A construção civil pode estar diante de uma de suas maiores transformações das últimas décadas. Pesquisadores da Universidade Sudeste, na China, desenvolveram um novo tipo de cimento capaz de manter edifícios naturalmente mais frescos, reduzindo de forma significativa a necessidade de ar-condicionado.
Hoje, o cimento tradicional, usado em larga escala em obras ao redor do mundo, é um dos responsáveis pelo desconforto térmico em grandes cidades. Isso porque ele absorve a radiação solar e retém calor, aquecendo ainda mais os ambientes. Em centros urbanos densamente construídos, esse efeito contribui para o chamado “ilhas de calor urbano”, que tornam as cidades abafadas, aumentando o consumo de energia e afetando diretamente a qualidade de vida da população.
A solução encontrada pelos cientistas
Para inverter essa lógica, a equipe liderada pelo pesquisador Wei She modificou a fórmula do material. A inovação foi a incorporação de cristais microscópicos de etringita, um mineral formado por sulfato de cálcio e alumínio hidratado. Esses cristais atuam como minúsculos espelhos, capazes de refletir parte da radiação solar e, ao mesmo tempo, dissipar o calor absorvido.
Na prática, o cimento deixa de ser um “acumulador de calor” e passa a funcionar como um refletor térmico, criando um efeito de resfriamento natural nos prédios.
A eficácia do material foi comprovada em experimentos realizados no telhado da Universidade Purdue, nos Estados Unidos. Sob sol intenso, a superfície revestida com o novo cimento registrou uma temperatura 5,4 °C mais baixa que o próprio ar ambiente, um resultado considerado inédito e promissor.
Além do desempenho térmico, o cimento também apresentou alta durabilidade em diferentes condições, resistindo a testes mecânicos, ambientais e ópticos.

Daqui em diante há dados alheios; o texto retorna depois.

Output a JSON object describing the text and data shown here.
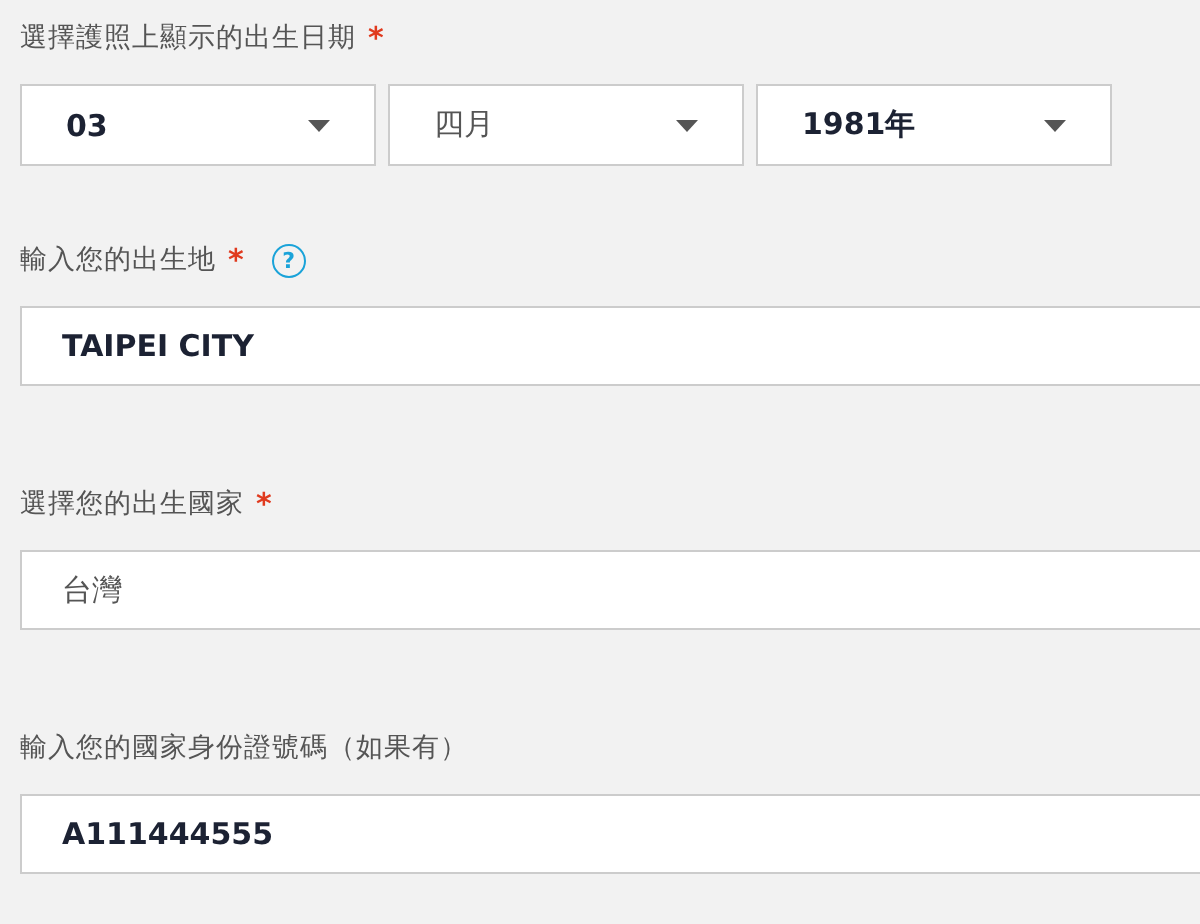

Isso mostra que a inovação pode ser aplicada em larga escala sem comprometer a segurança ou a vida útil das construções.
Impacto ambiental e futuro sustentável
O setor da construção civil é um dos que mais contribuem para as emissões globais de dióxido de carbono (CO). Estima-se que a indústria do cimento seja responsável por cerca de 8% das emissões globais, tornando urgente a busca por alternativas mais limpas.

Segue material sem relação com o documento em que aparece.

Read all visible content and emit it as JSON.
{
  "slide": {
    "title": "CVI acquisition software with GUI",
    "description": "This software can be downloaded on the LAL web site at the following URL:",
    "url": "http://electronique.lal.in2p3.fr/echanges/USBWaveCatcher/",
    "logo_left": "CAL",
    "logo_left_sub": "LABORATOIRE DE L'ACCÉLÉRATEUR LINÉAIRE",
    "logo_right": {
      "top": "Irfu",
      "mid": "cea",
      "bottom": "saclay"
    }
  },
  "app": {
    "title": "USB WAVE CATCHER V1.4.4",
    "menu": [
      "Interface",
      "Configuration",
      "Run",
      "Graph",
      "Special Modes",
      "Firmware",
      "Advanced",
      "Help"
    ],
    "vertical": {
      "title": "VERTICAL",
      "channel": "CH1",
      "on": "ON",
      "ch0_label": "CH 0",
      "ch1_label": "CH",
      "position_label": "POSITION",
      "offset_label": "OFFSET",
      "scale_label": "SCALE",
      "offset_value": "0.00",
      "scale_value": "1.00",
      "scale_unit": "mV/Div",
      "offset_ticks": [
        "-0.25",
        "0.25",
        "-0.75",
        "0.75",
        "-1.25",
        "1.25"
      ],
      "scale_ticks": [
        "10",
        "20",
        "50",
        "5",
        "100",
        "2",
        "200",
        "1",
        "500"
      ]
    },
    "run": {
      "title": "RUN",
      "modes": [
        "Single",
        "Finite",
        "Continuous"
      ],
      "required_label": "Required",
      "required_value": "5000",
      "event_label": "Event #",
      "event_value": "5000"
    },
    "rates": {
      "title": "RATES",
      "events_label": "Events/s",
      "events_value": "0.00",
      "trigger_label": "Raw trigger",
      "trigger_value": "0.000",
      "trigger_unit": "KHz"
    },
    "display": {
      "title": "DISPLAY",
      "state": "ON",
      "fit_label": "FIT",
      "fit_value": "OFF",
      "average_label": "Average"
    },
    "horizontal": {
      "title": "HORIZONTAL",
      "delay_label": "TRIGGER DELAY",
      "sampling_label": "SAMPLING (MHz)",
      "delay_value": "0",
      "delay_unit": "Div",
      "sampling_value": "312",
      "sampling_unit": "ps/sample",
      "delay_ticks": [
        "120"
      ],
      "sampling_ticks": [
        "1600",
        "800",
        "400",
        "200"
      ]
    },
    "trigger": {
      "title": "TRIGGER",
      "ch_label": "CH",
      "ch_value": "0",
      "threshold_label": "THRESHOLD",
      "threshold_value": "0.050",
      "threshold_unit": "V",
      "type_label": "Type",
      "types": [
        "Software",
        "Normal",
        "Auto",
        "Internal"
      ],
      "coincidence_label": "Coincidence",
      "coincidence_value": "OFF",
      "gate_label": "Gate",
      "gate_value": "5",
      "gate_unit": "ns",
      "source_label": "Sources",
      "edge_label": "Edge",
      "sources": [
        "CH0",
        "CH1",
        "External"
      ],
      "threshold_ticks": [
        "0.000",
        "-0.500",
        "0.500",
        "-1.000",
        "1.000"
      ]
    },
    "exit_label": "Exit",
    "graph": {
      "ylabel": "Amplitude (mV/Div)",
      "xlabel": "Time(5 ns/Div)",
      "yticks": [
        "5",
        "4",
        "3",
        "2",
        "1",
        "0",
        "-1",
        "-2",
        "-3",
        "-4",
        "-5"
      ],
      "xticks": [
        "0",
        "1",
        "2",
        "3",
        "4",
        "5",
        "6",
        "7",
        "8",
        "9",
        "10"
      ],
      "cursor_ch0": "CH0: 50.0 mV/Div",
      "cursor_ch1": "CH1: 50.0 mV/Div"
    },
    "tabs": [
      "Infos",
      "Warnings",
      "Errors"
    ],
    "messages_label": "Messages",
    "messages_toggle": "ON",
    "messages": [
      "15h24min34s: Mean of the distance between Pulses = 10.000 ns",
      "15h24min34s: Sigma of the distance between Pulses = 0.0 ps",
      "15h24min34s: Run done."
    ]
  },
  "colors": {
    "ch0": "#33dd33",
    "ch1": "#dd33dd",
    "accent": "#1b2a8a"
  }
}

Nesse ponto, a inovação chinesa traz outra vantagem. Com auxílio de algoritmos de aprendizado de máquina, os pesquisadores projetaram que o novo cimento pode alcançar uma pegada de carbono líquida negativa em 70 anos. Em outras palavras, ao longo de seu ciclo de vida, ele poderia retirar mais carbono da atmosfera do que emite durante sua produção, um feito histórico para um dos setores mais poluentes do planeta.
Caso a tecnologia seja popularizada, os impactos podem ir muito além do setor da construção. O cimento super-resfriado pode ajudar a reduzir o consumo de energia em edifícios, que hoje representam cerca de 40% da demanda global. Isso significaria uma economia bilionária em eletricidade, além de menos pressão sobre sistemas de geração energética.
Outro efeito direto seria a diminuição das ilhas de calor urbano, um problema crescente em grandes metrópoles. Cidades inteiras poderiam se tornar mais frescas, saudáveis e sustentáveis, proporcionando maior conforto térmico à população, reduzindo riscos à saúde em ondas de calor e contribuindo para a adaptação às mudanças climáticas.
Apesar dos resultados promissores, o novo cimento ainda está em fase de pesquisa e testes. Para se tornar realidade no mercado, será necessário ampliar os estudos, avaliar custos de produção e testar em diferentes escalas de aplicação. Mesmo assim, especialistas já enxergam a descoberta como um divisor de águas para a engenharia e a sustentabilidade urbana.